There’s something deeply irritating when someone disrespects your core comptency, but the whole thing because a huge joke when you remind yourself that you would in an “aerial robotics” company with no roboticists.
I could go on and on with the problems I faced but I’m already tired of writing this post. To summarize in point form:
- My ideas would repeatedly be shutdown only to be brought back when someone in management decided it was a good idea after seeing a competitor with the same concept. No one would bother actively researching the competition.
- My CEO wasn’t developping a business case. All he had going was this one guy from a construction company saying he would be interested in such a product. I later realized we weren’t actually there to develop a product but to fill a series of contracts the company had with the Government of Canada. I don’t think I can say what we did, but I do think I can say that I wasn’t proud. Nothing illegal of course, but I do think my research advisors would have been very much dissapointed.

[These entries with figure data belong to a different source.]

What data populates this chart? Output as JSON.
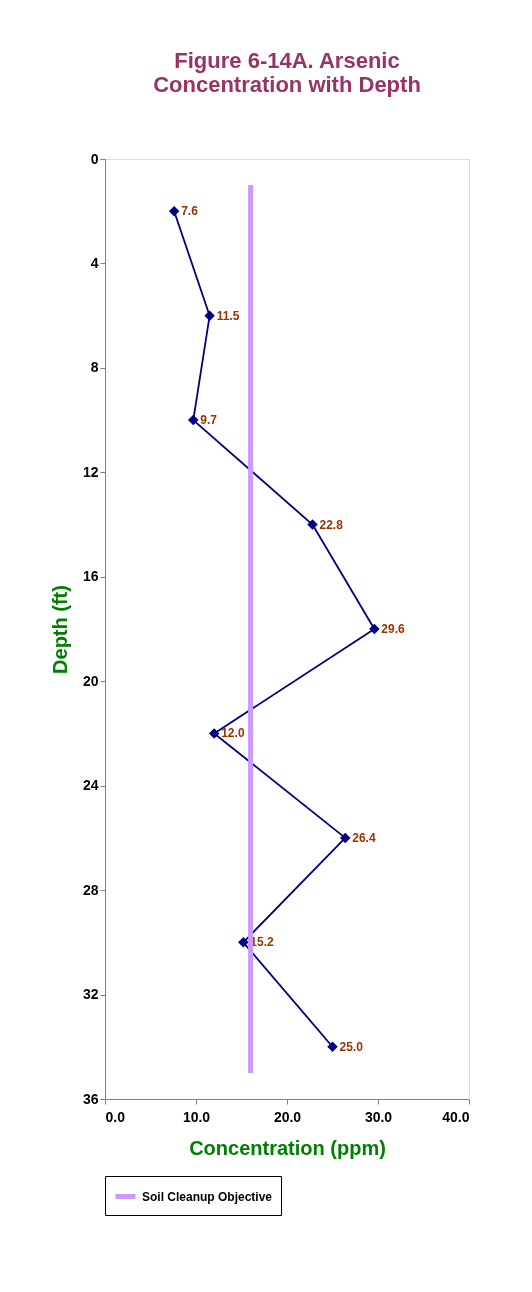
{
  "chart_data": {
    "type": "line",
    "title": "Figure 6-14A.  Arsenic\nConcentration with Depth",
    "xlabel": "Concentration (ppm)",
    "ylabel": "Depth (ft)",
    "series": [
      {
        "color": "#000080",
        "x": [
          2,
          6,
          10,
          14,
          18,
          22,
          26,
          30,
          34
        ],
        "values": [
          7.6,
          11.5,
          9.7,
          22.8,
          29.6,
          12.0,
          26.4,
          15.2,
          25.0
        ],
        "value_labels": [
          "7.6",
          "11.5",
          "9.7",
          "22.8",
          "29.6",
          "12.0",
          "26.4",
          "15.2",
          "25.0"
        ],
        "marker": "diamond"
      },
      {
        "name": "Soil Cleanup Objective",
        "color": "#cc99ff",
        "x": [
          1,
          35
        ],
        "values": [
          16,
          16
        ],
        "marker": "none"
      }
    ],
    "xlim": [
      0,
      40
    ],
    "xticks": [
      {
        "value": 0,
        "label": "0.0"
      },
      {
        "value": 10,
        "label": "10.0"
      },
      {
        "value": 20,
        "label": "20.0"
      },
      {
        "value": 30,
        "label": "30.0"
      },
      {
        "value": 40,
        "label": "40.0"
      }
    ],
    "ylim": [
      36,
      0
    ],
    "yticks": [
      0,
      4,
      8,
      12,
      16,
      20,
      24,
      28,
      32,
      36
    ],
    "grid": false,
    "legend": "bottom",
    "line_style": "solid",
    "orientation": "horizontal"
  }
}
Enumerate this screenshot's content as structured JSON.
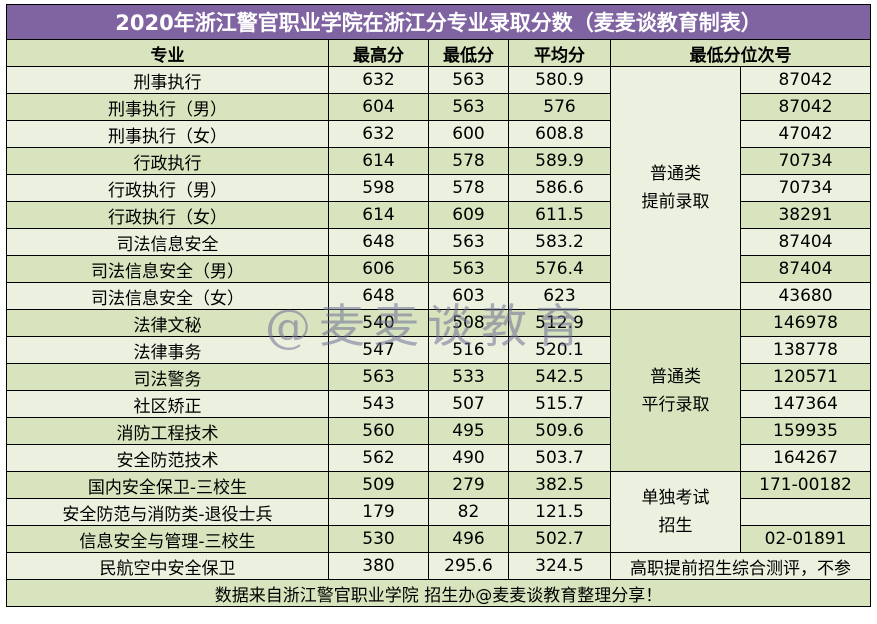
{
  "title": "2020年浙江警官职业学院在浙江分专业录取分数（麦麦谈教育制表）",
  "table": {
    "columns": [
      "专业",
      "最高分",
      "最低分",
      "平均分",
      "最低分位次号"
    ],
    "rows": [
      [
        "刑事执行",
        632,
        563,
        580.9,
        "87042"
      ],
      [
        "刑事执行（男）",
        604,
        563,
        576,
        "87042"
      ],
      [
        "刑事执行（女）",
        632,
        600,
        608.8,
        "47042"
      ],
      [
        "行政执行",
        614,
        578,
        589.9,
        "70734"
      ],
      [
        "行政执行（男）",
        598,
        578,
        586.6,
        "70734"
      ],
      [
        "行政执行（女）",
        614,
        609,
        611.5,
        "38291"
      ],
      [
        "司法信息安全",
        648,
        563,
        583.2,
        "87404"
      ],
      [
        "司法信息安全（男）",
        606,
        563,
        576.4,
        "87404"
      ],
      [
        "司法信息安全（女）",
        648,
        603,
        623,
        "43680"
      ],
      [
        "法律文秘",
        540,
        508,
        512.9,
        "146978"
      ],
      [
        "法律事务",
        547,
        516,
        520.1,
        "138778"
      ],
      [
        "司法警务",
        563,
        533,
        542.5,
        "120571"
      ],
      [
        "社区矫正",
        543,
        507,
        515.7,
        "147364"
      ],
      [
        "消防工程技术",
        560,
        495,
        509.6,
        "159935"
      ],
      [
        "安全防范技术",
        562,
        490,
        503.7,
        "164267"
      ],
      [
        "国内安全保卫-三校生",
        509,
        279,
        382.5,
        "171-00182"
      ],
      [
        "安全防范与消防类-退役士兵",
        179,
        82,
        121.5,
        null
      ],
      [
        "信息安全与管理-三校生",
        530,
        496,
        502.7,
        "02-01891"
      ],
      [
        "民航空中安全保卫",
        380,
        295.6,
        324.5,
        "高职提前招生综合测评，不参"
      ]
    ],
    "groups": [
      [
        "普通类",
        "提前录取"
      ],
      [
        "普通类",
        "平行录取"
      ],
      [
        "单独考试",
        "招生"
      ]
    ]
  },
  "footer": "数据来自浙江警官职业学院 招生办@麦麦谈教育整理分享！",
  "watermark": "@麦麦谈教育"
}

- The project was poorly managed, there was no clear vision on what we were building. There weren’t even any specifications or requirements to meet and yet we were following tight pseudo-agile methodology with deadlines and 3-9 month schedules.

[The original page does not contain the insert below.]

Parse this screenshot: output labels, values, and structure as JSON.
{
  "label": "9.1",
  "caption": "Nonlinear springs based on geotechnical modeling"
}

- I was stuck doing a mix of embedded programming and hardware to synchronize sensors, continuous integration because apparently 2/3 of the software guys in the company couldn’t be bothered to maintain our Jenkins server, teaching C++ to my teammate and writing some infrastructure code to accomodate his poorly written algorithms. Basically no robotics.
I was a bit over a year in and couldn’t take it anymore. All that time had been wasted and I had nothing to show for it. My career was off to a terrible start and I had learned nothing in that span of time other than the fact that I didn’t want to be surrounded by people who had less experience than I did. And thats saying quite a bit coming from someone fresh out of school. While others would relish at the chance to demonstrate their knowledge and show the way for the less experience, I wanted to be somewhere where I’d be the dumbest one there with everything to learn. I wanted to step on a springboard that could eventually launch me to a job at X.

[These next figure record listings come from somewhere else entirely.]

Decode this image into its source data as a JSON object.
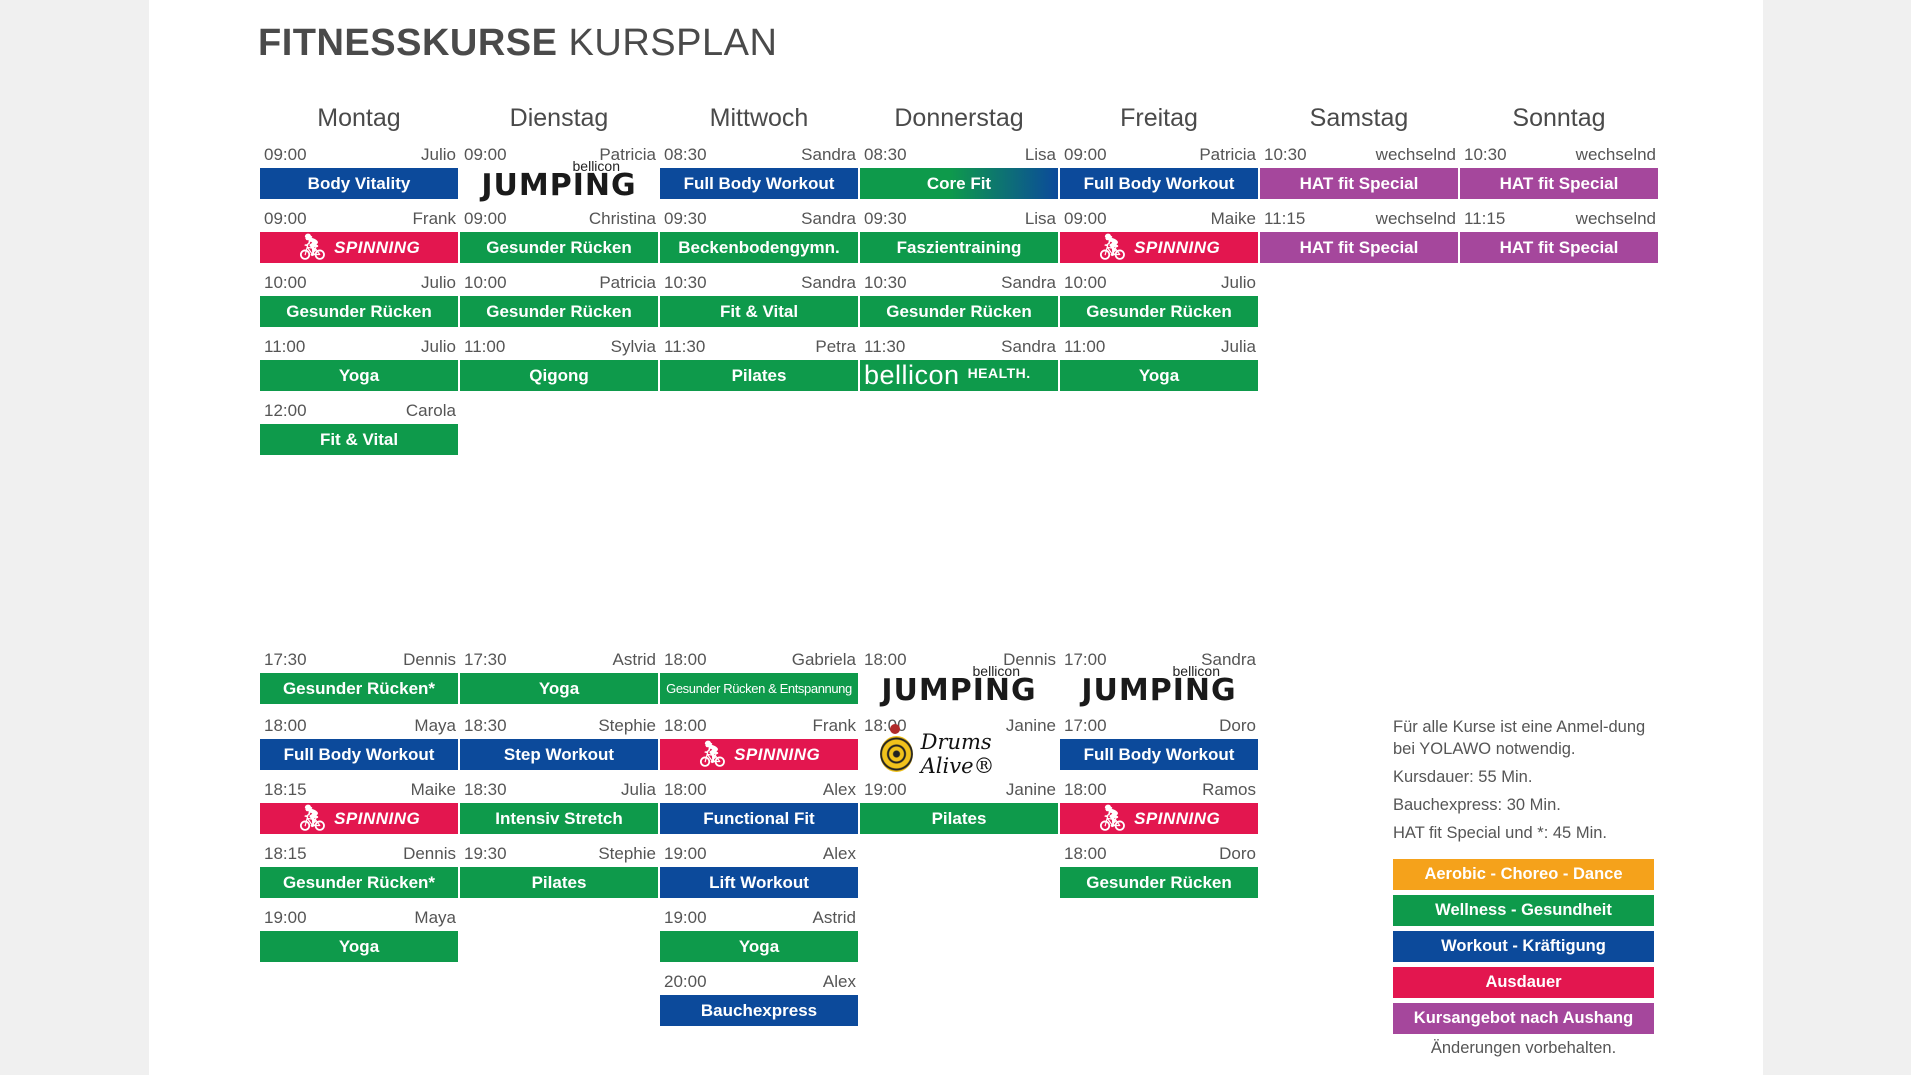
{
  "title": {
    "bold": "FITNESSKURSE",
    "light": "KURSPLAN"
  },
  "days": [
    "Montag",
    "Dienstag",
    "Mittwoch",
    "Donnerstag",
    "Freitag",
    "Samstag",
    "Sonntag"
  ],
  "colors": {
    "green": "#0e9a4b",
    "blue": "#0c4a9b",
    "red": "#e3164f",
    "purple": "#a5479c",
    "orange": "#f5a21b"
  },
  "morning": {
    "Montag": [
      {
        "time": "09:00",
        "trainer": "Julio",
        "course": "Body Vitality",
        "color": "blue"
      },
      {
        "time": "09:00",
        "trainer": "Frank",
        "course": "SPINNING",
        "color": "red",
        "logo": "spinning"
      },
      {
        "time": "10:00",
        "trainer": "Julio",
        "course": "Gesunder Rücken",
        "color": "green"
      },
      {
        "time": "11:00",
        "trainer": "Julio",
        "course": "Yoga",
        "color": "green"
      },
      {
        "time": "12:00",
        "trainer": "Carola",
        "course": "Fit & Vital",
        "color": "green"
      }
    ],
    "Dienstag": [
      {
        "time": "09:00",
        "trainer": "Patricia",
        "course": "bellicon Jumping",
        "color": "none",
        "logo": "jumping",
        "logo_small": "bellicon",
        "logo_big": "JUMPING"
      },
      {
        "time": "09:00",
        "trainer": "Christina",
        "course": "Gesunder Rücken",
        "color": "green"
      },
      {
        "time": "10:00",
        "trainer": "Patricia",
        "course": "Gesunder Rücken",
        "color": "green"
      },
      {
        "time": "11:00",
        "trainer": "Sylvia",
        "course": "Qigong",
        "color": "green"
      }
    ],
    "Mittwoch": [
      {
        "time": "08:30",
        "trainer": "Sandra",
        "course": "Full Body Workout",
        "color": "blue"
      },
      {
        "time": "09:30",
        "trainer": "Sandra",
        "course": "Beckenbodengymn.",
        "color": "green"
      },
      {
        "time": "10:30",
        "trainer": "Sandra",
        "course": "Fit & Vital",
        "color": "green"
      },
      {
        "time": "11:30",
        "trainer": "Petra",
        "course": "Pilates",
        "color": "green"
      }
    ],
    "Donnerstag": [
      {
        "time": "08:30",
        "trainer": "Lisa",
        "course": "Core Fit",
        "color": "gradient"
      },
      {
        "time": "09:30",
        "trainer": "Lisa",
        "course": "Faszientraining",
        "color": "green"
      },
      {
        "time": "10:30",
        "trainer": "Sandra",
        "course": "Gesunder Rücken",
        "color": "green"
      },
      {
        "time": "11:30",
        "trainer": "Sandra",
        "course": "bellicon HEALTH.",
        "color": "green",
        "logo": "bellicon-health",
        "logo_a": "bellicon",
        "logo_b": "HEALTH."
      }
    ],
    "Freitag": [
      {
        "time": "09:00",
        "trainer": "Patricia",
        "course": "Full Body Workout",
        "color": "blue"
      },
      {
        "time": "09:00",
        "trainer": "Maike",
        "course": "SPINNING",
        "color": "red",
        "logo": "spinning"
      },
      {
        "time": "10:00",
        "trainer": "Julio",
        "course": "Gesunder Rücken",
        "color": "green"
      },
      {
        "time": "11:00",
        "trainer": "Julia",
        "course": "Yoga",
        "color": "green"
      }
    ],
    "Samstag": [
      {
        "time": "10:30",
        "trainer": "wechselnd",
        "course": "HAT fit Special",
        "color": "purple"
      },
      {
        "time": "11:15",
        "trainer": "wechselnd",
        "course": "HAT fit Special",
        "color": "purple"
      }
    ],
    "Sonntag": [
      {
        "time": "10:30",
        "trainer": "wechselnd",
        "course": "HAT fit Special",
        "color": "purple"
      },
      {
        "time": "11:15",
        "trainer": "wechselnd",
        "course": "HAT fit Special",
        "color": "purple"
      }
    ]
  },
  "evening": {
    "Montag": [
      {
        "time": "17:30",
        "trainer": "Dennis",
        "course": "Gesunder Rücken*",
        "color": "green"
      },
      {
        "time": "18:00",
        "trainer": "Maya",
        "course": "Full Body Workout",
        "color": "blue"
      },
      {
        "time": "18:15",
        "trainer": "Maike",
        "course": "SPINNING",
        "color": "red",
        "logo": "spinning"
      },
      {
        "time": "18:15",
        "trainer": "Dennis",
        "course": "Gesunder Rücken*",
        "color": "green"
      },
      {
        "time": "19:00",
        "trainer": "Maya",
        "course": "Yoga",
        "color": "green"
      }
    ],
    "Dienstag": [
      {
        "time": "17:30",
        "trainer": "Astrid",
        "course": "Yoga",
        "color": "green"
      },
      {
        "time": "18:30",
        "trainer": "Stephie",
        "course": "Step Workout",
        "color": "blue"
      },
      {
        "time": "18:30",
        "trainer": "Julia",
        "course": "Intensiv Stretch",
        "color": "green"
      },
      {
        "time": "19:30",
        "trainer": "Stephie",
        "course": "Pilates",
        "color": "green"
      }
    ],
    "Mittwoch": [
      {
        "time": "18:00",
        "trainer": "Gabriela",
        "course": "Gesunder Rücken & Entspannung",
        "color": "green",
        "small": true
      },
      {
        "time": "18:00",
        "trainer": "Frank",
        "course": "SPINNING",
        "color": "red",
        "logo": "spinning"
      },
      {
        "time": "18:00",
        "trainer": "Alex",
        "course": "Functional Fit",
        "color": "blue"
      },
      {
        "time": "19:00",
        "trainer": "Alex",
        "course": "Lift Workout",
        "color": "blue"
      },
      {
        "time": "19:00",
        "trainer": "Astrid",
        "course": "Yoga",
        "color": "green"
      },
      {
        "time": "20:00",
        "trainer": "Alex",
        "course": "Bauchexpress",
        "color": "blue"
      }
    ],
    "Donnerstag": [
      {
        "time": "18:00",
        "trainer": "Dennis",
        "course": "bellicon Jumping",
        "color": "none",
        "logo": "jumping",
        "logo_small": "bellicon",
        "logo_big": "JUMPING"
      },
      {
        "time": "18:00",
        "trainer": "Janine",
        "course": "Drums Alive",
        "color": "none",
        "logo": "drums",
        "logo_text": "Drums Alive®"
      },
      {
        "time": "19:00",
        "trainer": "Janine",
        "course": "Pilates",
        "color": "green"
      }
    ],
    "Freitag": [
      {
        "time": "17:00",
        "trainer": "Sandra",
        "course": "bellicon Jumping",
        "color": "none",
        "logo": "jumping",
        "logo_small": "bellicon",
        "logo_big": "JUMPING"
      },
      {
        "time": "17:00",
        "trainer": "Doro",
        "course": "Full Body Workout",
        "color": "blue"
      },
      {
        "time": "18:00",
        "trainer": "Ramos",
        "course": "SPINNING",
        "color": "red",
        "logo": "spinning"
      },
      {
        "time": "18:00",
        "trainer": "Doro",
        "course": "Gesunder Rücken",
        "color": "green"
      }
    ]
  },
  "notes": [
    "Für alle Kurse ist eine Anmel-dung bei YOLAWO notwendig.",
    "Kursdauer: 55 Min.",
    "Bauchexpress: 30 Min.",
    "HAT fit Special und *: 45 Min."
  ],
  "legend": [
    {
      "label": "Aerobic - Choreo - Dance",
      "color": "orange"
    },
    {
      "label": "Wellness - Gesundheit",
      "color": "green"
    },
    {
      "label": "Workout - Kräftigung",
      "color": "blue"
    },
    {
      "label": "Ausdauer",
      "color": "red"
    },
    {
      "label": "Kursangebot nach Aushang",
      "color": "purple"
    }
  ],
  "footnote": "Änderungen vorbehalten."
}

I started looking for a job but this time I actually put some effort into it. After a few interviews with various companies, I decided on join the Applanix Autonomy team. While very small team and not quite related to drones, it looked like a great opportunity for learning and career growth without having to move to San Francisco with all the startups backed by VC money.
Today, I am cautiously optimistic about the move I made. The guys are competent, the business development managers understand the technology and are serious about making a business out of it. The product is already being deployed on customer premises with the team doing multiple field deployments a year. All new employees go through a sort of orientation on their first week which was my chance to ask some longstanding questions I had accumulated over the past year. I learned more in a two hour conversation with the guy working on qualifying IMUs than I did in an entire year at my previous company.
During a meeting with the Director of Engineering, I was explained the engineering process within the company, which was a bit of a mix between more rigid almost aerospace-like processes but with some of the flexibility from more modern software development practices such as Agile. To my surprise, and great pleasure, I was told “You have a right to ask what the specifications and requirements are.”
The thing I used to have to fight for was now my God given right.